Мои воспоминания (в 3-х томах) - Волконский Сергей (читать книги полные TXT) 📗
-- Как?! Заведующий санитарным отрядом? Я его знаю, я у него служил. Меня княгиня конфетами угощала.
Через полчаса я был опять дома. Репетиции наши возобновились; Чикаревскому нашли заместителя.

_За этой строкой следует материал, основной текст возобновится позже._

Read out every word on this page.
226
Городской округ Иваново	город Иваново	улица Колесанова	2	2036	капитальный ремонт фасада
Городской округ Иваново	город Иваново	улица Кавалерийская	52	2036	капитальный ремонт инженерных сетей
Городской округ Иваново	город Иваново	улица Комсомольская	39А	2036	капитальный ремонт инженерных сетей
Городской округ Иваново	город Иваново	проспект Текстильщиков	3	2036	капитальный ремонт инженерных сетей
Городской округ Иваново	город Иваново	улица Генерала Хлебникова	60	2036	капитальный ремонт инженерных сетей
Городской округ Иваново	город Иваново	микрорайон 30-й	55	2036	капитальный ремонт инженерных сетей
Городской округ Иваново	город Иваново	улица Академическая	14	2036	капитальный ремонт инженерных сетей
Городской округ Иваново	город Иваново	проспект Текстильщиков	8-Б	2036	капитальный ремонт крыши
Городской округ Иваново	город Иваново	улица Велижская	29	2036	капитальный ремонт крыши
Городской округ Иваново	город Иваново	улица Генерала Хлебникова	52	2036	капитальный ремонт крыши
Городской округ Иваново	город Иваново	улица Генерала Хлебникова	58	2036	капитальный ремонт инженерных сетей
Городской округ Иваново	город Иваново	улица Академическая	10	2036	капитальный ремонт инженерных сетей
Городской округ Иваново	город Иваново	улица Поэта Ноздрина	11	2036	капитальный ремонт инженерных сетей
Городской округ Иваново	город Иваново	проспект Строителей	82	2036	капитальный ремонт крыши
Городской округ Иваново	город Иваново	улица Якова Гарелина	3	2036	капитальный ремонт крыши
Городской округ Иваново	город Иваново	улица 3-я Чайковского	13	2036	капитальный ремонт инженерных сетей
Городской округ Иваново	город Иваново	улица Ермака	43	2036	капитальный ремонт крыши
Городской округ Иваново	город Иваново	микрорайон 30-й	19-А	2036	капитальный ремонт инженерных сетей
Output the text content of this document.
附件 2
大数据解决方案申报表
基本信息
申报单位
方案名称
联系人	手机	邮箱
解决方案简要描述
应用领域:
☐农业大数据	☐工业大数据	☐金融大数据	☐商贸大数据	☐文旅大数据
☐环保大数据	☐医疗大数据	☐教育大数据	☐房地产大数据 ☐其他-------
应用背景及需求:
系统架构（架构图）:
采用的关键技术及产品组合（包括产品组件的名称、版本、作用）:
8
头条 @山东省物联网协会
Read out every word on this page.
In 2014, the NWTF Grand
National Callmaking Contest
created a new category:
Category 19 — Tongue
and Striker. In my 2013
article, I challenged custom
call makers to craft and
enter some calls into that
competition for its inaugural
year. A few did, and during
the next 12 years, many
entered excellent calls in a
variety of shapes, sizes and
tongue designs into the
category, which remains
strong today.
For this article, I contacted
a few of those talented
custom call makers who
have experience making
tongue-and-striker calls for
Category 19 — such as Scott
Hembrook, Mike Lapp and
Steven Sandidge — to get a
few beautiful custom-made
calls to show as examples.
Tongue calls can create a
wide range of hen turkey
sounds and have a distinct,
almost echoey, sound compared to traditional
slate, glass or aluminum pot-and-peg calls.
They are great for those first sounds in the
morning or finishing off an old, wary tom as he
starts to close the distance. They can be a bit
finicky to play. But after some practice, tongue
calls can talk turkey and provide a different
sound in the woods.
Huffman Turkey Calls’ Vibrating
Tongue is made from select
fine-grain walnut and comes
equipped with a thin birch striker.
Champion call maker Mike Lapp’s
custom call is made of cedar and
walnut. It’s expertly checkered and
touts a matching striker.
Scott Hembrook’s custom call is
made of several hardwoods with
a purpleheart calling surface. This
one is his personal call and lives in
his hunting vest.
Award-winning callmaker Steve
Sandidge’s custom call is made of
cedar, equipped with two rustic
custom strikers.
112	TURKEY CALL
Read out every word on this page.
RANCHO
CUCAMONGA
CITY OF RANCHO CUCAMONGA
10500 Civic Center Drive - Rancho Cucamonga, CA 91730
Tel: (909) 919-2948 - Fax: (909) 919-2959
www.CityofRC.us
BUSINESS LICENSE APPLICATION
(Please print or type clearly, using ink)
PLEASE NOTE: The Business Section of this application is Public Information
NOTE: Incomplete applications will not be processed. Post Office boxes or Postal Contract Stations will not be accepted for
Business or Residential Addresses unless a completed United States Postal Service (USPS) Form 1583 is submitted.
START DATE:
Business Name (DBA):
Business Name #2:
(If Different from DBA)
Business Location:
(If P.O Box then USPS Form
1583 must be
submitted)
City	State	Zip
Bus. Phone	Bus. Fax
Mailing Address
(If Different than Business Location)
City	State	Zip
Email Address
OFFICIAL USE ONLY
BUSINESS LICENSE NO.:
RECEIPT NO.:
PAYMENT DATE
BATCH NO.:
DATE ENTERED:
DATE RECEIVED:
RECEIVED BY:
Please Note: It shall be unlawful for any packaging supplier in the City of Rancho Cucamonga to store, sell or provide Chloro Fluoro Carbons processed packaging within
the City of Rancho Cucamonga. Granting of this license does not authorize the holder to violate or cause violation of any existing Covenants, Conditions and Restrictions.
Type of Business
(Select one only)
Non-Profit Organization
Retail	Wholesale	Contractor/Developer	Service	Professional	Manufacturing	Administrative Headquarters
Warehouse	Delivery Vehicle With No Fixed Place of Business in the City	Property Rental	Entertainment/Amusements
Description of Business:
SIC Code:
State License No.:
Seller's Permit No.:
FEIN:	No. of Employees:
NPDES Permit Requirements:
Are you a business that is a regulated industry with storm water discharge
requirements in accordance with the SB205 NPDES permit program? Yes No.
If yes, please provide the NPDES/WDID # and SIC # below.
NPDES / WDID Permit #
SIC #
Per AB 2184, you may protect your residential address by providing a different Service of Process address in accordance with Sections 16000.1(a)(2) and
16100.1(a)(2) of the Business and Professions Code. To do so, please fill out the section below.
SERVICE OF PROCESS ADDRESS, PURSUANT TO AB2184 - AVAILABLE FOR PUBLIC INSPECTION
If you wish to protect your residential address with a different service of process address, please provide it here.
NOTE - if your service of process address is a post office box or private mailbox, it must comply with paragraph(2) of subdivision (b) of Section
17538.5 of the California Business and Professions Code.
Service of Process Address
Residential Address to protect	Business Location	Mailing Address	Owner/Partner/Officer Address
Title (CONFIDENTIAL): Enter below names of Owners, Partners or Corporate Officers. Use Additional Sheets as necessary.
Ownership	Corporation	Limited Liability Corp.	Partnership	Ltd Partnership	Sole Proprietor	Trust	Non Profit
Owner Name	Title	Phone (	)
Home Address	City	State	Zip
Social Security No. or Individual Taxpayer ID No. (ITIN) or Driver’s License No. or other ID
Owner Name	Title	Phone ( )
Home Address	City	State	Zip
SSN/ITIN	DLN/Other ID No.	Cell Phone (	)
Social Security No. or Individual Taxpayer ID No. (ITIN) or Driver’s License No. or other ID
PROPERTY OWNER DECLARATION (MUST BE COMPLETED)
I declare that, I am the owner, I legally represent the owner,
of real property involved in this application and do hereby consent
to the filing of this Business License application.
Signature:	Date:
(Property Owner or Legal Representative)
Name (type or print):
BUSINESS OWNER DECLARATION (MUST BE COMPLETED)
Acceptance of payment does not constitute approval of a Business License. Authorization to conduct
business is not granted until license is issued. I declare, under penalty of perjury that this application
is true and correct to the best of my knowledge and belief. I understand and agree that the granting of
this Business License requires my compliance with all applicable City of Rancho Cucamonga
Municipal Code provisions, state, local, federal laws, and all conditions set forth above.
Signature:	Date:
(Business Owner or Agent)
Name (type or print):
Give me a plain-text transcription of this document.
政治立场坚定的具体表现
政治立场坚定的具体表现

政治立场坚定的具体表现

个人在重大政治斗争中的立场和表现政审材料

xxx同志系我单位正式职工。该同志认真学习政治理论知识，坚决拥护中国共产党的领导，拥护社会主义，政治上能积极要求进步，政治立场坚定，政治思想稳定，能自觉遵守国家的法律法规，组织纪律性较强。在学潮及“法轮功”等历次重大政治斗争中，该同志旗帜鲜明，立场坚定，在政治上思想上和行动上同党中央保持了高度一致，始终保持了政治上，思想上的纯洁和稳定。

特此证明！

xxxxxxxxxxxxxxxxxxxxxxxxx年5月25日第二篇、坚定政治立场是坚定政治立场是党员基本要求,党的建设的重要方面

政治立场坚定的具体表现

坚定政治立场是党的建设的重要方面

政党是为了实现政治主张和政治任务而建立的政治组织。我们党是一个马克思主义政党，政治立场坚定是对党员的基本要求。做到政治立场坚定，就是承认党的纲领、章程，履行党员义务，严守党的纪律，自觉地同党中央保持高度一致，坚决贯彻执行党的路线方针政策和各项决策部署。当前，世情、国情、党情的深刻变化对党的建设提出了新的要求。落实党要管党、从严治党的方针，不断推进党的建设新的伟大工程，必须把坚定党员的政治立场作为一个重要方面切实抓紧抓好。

Это был интересный спектакль, в пользу бывших земских служащих, оказавшихся выкинутыми на улицу. Какие затруднения! Уже профессиональные союзы вмешивались, ставили свои требования. Красноармейцы стращали; моему камердинеру Дмитрию, который пошел служить в красноармейскую столовую, было заявлено: "Скажи князю, что если он на афише пропечатается князем, то будет арестован". Ходили слухи о том, что во время спектакля будет произведен поголовный обыск. За два дня до спектакля, как мне передавали, было заседание бывших земских служащих, чтобы решить, быть ли спектаклю или не быть, -- такие носились зловещие слухи. Перед поднятием занавеса приходил ко мне Сладкопевцев, с которым окончательно установились хорошие отношения, просит меня не выходить на сцену: решено в меня яйцами кидать. (Вы видите, что дело было в такое время, когда яйца были еще дешевы.) Были ли слухи преувеличены или ввиду исключительной удачи спектакля не посмели вмешаться и прервать, только вечер прошел без задоринки, и единственное, что полетело на сцену, -- пучок подснежников моей племяннице, изображавшей Куколку. Этот спектакль происходил в Народном доме -- полторы тысячи человек зрителей. На генеральную репетицию привели из городских и пригородных школ больше полутора тысяч детей.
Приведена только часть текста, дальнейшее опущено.